Precision Medicine has a tremendous potential to positively impact human health, particularly for rare diseases. Natural language processing (NLP) provides research and clinical teams with the power to effectively mine scientific and EHR data sources. Genotypes-phenotypes associations can be revealed that inform rare disease diagnoses in the clinic, and provide a landscape for drug discovery and development.
Within the clinical arena, in order to understand the best treatment pathway for a particular rare disease patient or group of patients, it is important to be able to access and analyze information from the unstructured parts of clinical records as well as the structured. In the pharma industry, there is a rich landscape of gene-disease and gene-mutation information buried in unstructured text such as scientific literature.
Linguamatics NLP-based text analytics unlocks the value from sources such as electronic health records (EHRs), scientific literature, conference abstracts, or internal reports.
In this webinar, you will learn how NLP is being used to transform unstructured source data into clinical and research decision support insights for rare diseases, and hear about some of the latest precision medicine initiatives including use cases from University of Iowa, Takeda and Sanofi:
Computational phenotyping with the Human Phenotype Ontology
Genotype-phenotype data mining for rare disease patient stratification
Landscape of rare disease biology from literature for drug development
Dr. Jane Reed is Director, Life Sciences, at Linguamatics, an IQVIA company. Jane is responsible for developing the strategic vision for Linguamatics’ growing product portfolio and business development in the life science domain. Jane has extensive experience in life sciences informatics. She has worked for more than 15 years in vendor companies supplying data products, data integration and analysis and consultancy to pharma and biotech - with roles at Instem, BioWisdom, Incyte, and Hexagen.

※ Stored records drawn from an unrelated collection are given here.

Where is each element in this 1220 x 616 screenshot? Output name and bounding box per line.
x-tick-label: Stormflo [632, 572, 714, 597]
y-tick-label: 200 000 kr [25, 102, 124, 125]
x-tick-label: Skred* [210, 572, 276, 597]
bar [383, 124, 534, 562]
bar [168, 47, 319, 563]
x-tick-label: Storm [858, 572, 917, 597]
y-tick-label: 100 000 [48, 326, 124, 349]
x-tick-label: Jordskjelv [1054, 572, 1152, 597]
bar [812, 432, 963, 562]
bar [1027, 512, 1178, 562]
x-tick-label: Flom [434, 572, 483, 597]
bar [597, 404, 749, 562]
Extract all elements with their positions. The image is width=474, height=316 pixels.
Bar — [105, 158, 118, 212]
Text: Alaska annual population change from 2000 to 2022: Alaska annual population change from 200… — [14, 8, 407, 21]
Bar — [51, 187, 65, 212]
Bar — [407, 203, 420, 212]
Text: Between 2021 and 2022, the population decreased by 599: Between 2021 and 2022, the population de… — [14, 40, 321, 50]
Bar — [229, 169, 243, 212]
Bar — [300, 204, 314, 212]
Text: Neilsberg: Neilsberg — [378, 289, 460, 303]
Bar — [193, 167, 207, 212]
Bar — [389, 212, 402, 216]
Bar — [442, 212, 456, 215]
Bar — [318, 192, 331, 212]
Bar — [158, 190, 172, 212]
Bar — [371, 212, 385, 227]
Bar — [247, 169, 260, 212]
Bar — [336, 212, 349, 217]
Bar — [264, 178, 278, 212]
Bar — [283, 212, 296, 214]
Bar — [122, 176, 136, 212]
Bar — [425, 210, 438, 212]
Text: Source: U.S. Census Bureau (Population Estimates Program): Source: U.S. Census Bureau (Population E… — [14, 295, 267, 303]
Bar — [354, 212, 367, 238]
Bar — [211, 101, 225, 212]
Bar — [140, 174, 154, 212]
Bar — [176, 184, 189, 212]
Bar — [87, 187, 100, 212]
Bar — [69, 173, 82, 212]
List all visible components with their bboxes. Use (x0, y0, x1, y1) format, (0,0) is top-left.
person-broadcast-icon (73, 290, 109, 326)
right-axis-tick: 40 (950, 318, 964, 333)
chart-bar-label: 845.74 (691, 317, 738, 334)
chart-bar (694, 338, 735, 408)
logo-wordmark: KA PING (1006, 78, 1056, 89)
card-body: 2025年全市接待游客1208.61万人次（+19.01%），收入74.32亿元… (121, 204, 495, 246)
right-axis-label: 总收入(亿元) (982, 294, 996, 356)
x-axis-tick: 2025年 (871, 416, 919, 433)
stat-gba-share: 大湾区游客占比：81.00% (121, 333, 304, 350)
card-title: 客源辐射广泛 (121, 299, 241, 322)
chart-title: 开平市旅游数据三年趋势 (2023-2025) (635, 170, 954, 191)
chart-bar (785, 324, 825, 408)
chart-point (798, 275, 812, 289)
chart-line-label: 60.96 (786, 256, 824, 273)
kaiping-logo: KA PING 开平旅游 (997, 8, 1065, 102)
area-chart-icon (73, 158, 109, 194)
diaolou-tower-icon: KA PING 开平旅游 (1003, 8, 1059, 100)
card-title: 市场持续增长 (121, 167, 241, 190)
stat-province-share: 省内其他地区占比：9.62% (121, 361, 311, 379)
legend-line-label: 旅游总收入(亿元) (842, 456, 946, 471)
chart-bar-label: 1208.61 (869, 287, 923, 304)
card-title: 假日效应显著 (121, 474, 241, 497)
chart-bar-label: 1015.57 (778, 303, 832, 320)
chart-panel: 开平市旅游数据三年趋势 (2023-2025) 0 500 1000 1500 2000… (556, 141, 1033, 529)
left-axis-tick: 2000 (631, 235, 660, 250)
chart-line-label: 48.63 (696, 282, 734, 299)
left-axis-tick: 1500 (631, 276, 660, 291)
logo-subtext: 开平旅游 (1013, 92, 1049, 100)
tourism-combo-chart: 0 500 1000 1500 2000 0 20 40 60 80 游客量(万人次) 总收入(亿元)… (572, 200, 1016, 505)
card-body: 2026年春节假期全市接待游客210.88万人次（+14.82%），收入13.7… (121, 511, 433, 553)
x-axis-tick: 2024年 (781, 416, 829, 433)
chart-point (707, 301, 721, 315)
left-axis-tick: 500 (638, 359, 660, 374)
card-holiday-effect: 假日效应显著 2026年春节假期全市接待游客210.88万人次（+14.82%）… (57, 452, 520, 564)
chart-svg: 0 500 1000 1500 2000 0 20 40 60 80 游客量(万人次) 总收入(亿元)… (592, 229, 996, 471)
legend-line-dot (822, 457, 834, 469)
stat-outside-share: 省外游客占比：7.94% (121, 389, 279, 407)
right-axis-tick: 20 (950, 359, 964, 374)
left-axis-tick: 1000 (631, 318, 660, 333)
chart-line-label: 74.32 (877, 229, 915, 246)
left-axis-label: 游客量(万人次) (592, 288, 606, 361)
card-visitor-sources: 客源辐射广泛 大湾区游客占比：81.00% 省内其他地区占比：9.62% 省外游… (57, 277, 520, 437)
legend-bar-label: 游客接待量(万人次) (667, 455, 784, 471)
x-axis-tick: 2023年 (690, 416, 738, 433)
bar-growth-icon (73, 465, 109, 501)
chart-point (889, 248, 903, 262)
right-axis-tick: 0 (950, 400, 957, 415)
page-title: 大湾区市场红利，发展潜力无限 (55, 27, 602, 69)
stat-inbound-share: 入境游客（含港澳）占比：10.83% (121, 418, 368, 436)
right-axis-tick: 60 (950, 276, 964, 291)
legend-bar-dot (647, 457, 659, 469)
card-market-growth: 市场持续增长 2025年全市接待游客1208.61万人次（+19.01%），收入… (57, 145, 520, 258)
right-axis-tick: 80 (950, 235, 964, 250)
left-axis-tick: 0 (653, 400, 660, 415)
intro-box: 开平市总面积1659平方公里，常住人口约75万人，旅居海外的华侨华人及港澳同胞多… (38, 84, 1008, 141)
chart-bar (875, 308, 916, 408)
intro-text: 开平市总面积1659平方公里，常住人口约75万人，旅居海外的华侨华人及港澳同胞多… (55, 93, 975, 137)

Dr. Marshall is committed to utilizing technology to promote better health. She is especially interested in utilizing Artificial Intelligence solutions such as Natural Language Processing (NLP) to promote enhanced patient care and medical research. Early in her career, she served in the United States Air Force, where her role in computer operations and logistics was in support of Operation Enduring Freedom, the military’s response to the 9-11 Attacks. After her military career, she became a research physician in the area of mental health and dedicated her time to the development of informatic solutions to improve clinical treatment of Military Veterans. Her work as a Clinical Research Health Scientist at the Veterans Administration in Charleston, SC resulted in substantial gains in the treatment of suicidality and PTSD. She was awarded the 2013 Research Training Institute Scholar Award from the Injury Control Research Center for Suicide Prevention (ICRC-S). Marshall also developed a highly effective e-learning training program for helping clinicians identify and treat suicidal patients, that was requested for federal-wide adoption by the Department of Defense. Marshall has reviewed and abstracted relevant physical and mental information from EHR’s over 1,000 patients and 300 clinicians. Prior to joining Linguamatics, Marshall completed her fellowship training in informatics at the Medical University of South Carolina. There she earned Epic Research Clinical Certification and worked building informatic solutions for healthcare utilizing Linguamatics, Epic, and Telehealth.
Sridevi Krishnamurthy joined Linguamatics as an Application Scientist in 2019. In this role, Sridevi is responsible for applying NLP techniques to a variety of different data sources to derive insights and help customers find answers to their questions in a much more efficient manner. She has a PhD in Electrical Engineering and has worked in the biosciences space for 8 years prior to joining Linguamatics.